Nanoscience Approaches to Heterogeneity in Biological Systems

Friday, January 30, 2015 - 2:00pm
Fung Auditorium, Powell-Focht Bioengineering Hall
Paul S. Weiss

Distinguished Professor of Chemistry & Biochemistry and Materials Science & Engineering
University of California, Los Angeles

Nanoscience Approaches to Heterogeneity in Biological Systems


The great promise of single-molecule/assembly measurements is to understand how critical variations in structure, conformation, and environment relate to and control function. New approaches to imaging and analysis are keys to elucidating these associations. I will discuss current and upcoming advances and will pose the challenges that lie ahead in creating, developing, and applying new tools for biology and medicine. These advances include fusing spectroscopic imaging modalities and freeing up bandwidth in measurements to record simultaneous data streams and to expand our dynamic range. Recent advances in sparsity and compressive sensing can be applied both to new analysis methods and to directing measurements so as to assemble and to converge structural and functional information. Early examples will be discussed.

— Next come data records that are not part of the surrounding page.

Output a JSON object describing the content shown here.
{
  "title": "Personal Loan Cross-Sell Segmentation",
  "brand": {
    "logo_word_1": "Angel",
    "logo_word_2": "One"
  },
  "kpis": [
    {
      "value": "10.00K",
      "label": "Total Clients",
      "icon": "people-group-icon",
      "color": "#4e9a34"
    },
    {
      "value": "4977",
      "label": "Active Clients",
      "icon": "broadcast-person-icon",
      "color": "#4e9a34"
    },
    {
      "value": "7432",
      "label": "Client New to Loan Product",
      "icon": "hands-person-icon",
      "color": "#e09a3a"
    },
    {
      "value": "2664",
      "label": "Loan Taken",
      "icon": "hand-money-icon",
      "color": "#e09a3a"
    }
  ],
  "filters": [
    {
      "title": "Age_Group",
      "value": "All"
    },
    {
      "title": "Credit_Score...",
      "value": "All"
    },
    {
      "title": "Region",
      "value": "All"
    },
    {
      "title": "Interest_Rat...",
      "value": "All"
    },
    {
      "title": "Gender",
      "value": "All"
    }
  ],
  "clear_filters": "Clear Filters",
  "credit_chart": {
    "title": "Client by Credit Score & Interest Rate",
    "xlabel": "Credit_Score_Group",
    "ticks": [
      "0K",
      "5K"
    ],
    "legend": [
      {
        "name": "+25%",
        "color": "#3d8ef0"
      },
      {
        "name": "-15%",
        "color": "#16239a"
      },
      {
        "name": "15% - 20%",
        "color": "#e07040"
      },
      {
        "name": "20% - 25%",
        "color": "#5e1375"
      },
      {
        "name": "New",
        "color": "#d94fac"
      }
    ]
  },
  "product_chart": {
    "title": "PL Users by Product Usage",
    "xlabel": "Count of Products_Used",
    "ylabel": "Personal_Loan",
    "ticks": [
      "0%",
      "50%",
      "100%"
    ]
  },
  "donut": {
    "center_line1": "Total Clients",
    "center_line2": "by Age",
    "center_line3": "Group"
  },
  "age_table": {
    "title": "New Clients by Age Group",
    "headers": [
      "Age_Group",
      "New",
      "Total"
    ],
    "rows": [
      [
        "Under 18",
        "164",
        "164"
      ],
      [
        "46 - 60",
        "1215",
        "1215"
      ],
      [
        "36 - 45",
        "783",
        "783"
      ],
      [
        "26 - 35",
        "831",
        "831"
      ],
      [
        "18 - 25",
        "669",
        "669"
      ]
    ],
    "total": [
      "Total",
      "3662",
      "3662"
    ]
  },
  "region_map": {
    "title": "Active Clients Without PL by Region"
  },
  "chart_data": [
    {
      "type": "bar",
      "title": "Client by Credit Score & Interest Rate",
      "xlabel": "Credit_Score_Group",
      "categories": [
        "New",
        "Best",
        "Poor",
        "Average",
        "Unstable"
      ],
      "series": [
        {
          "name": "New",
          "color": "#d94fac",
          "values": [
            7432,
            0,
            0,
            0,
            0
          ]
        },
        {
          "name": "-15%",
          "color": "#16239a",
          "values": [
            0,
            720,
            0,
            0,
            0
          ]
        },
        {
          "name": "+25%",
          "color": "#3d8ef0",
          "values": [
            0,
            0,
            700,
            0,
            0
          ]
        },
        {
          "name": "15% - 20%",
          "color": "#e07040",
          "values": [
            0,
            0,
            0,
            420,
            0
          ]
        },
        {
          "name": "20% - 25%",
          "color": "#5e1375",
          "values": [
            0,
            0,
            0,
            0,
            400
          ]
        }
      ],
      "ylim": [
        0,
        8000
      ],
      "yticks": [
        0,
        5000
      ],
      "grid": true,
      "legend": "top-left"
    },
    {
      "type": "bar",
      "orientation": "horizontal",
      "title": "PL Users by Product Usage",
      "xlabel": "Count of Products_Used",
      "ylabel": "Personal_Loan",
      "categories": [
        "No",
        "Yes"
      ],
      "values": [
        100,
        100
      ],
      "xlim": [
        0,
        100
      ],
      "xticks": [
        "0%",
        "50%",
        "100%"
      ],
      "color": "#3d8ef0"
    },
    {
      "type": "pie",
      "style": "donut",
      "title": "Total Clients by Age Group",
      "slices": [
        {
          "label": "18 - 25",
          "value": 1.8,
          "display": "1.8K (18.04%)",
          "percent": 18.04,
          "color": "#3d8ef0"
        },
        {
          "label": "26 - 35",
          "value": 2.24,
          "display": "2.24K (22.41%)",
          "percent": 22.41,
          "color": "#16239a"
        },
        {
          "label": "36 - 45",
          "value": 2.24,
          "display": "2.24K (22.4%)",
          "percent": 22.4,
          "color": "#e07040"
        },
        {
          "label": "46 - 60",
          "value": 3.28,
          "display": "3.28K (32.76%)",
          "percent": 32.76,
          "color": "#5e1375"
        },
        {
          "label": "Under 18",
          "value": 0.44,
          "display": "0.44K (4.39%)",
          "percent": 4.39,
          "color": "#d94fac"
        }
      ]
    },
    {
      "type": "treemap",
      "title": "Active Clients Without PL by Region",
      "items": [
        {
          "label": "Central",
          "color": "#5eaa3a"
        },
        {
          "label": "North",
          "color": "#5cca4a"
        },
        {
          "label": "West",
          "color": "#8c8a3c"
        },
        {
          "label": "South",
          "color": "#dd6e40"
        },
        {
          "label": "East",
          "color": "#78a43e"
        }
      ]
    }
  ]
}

Weiss is a distinguished professor of chemistry & biochemistry and materials science & engineering at UCLA. He served as the director of the California NanoSystems Institute and held the Fred Kavli Chair in NanoSystems Sciences at UCLA. Before coming to UCLA, he was a distinguished professor of chemistry and physics at Penn State. His interdisciplinary research group includes bioengineers, chemists, physicists, biologists, materials scientists, mathematicians, electrical and mechanical engineers, and computer scientists. Their work focuses on the ultimate limits of miniaturization, exploring the atomic-scale chemical, physical, optical, mechanical, and electronic properties of surfaces and supramolecular assemblies. They have developed and applied new nanoscale analysis tools to study catalysis, self- and directed assembly, and molecular and nanoscale devices. They advance nanofabrication down to ever smaller scales and greater chemical specificity in order to operate and to test functional molecular assemblies, and to connect these to the biological and chemical worlds. Two major themes in his laboratory are cooperative molecular function and single-molecule biological structural and functional measure-ments. Weiss has been awarded a NSF Presidential Young Investigator Award, the ACS Nobel Laureate Signature Award, Sloan and Guggenheim Fellowships, and the ACS Award in Colloid & Surface Chemistry, among others. He is a Fellow of the: AAAS, ACS, APS, AVS, American Academy of Arts and Sciences, and Chinese Chemical Society (foreign/honorary). He is the founding editor-in-chief of ACS Nano where he won the AAP PROSE Award for Best New Journal in Science, Technology, and Medicine, and ISI’s Rising Star Award a record ten times.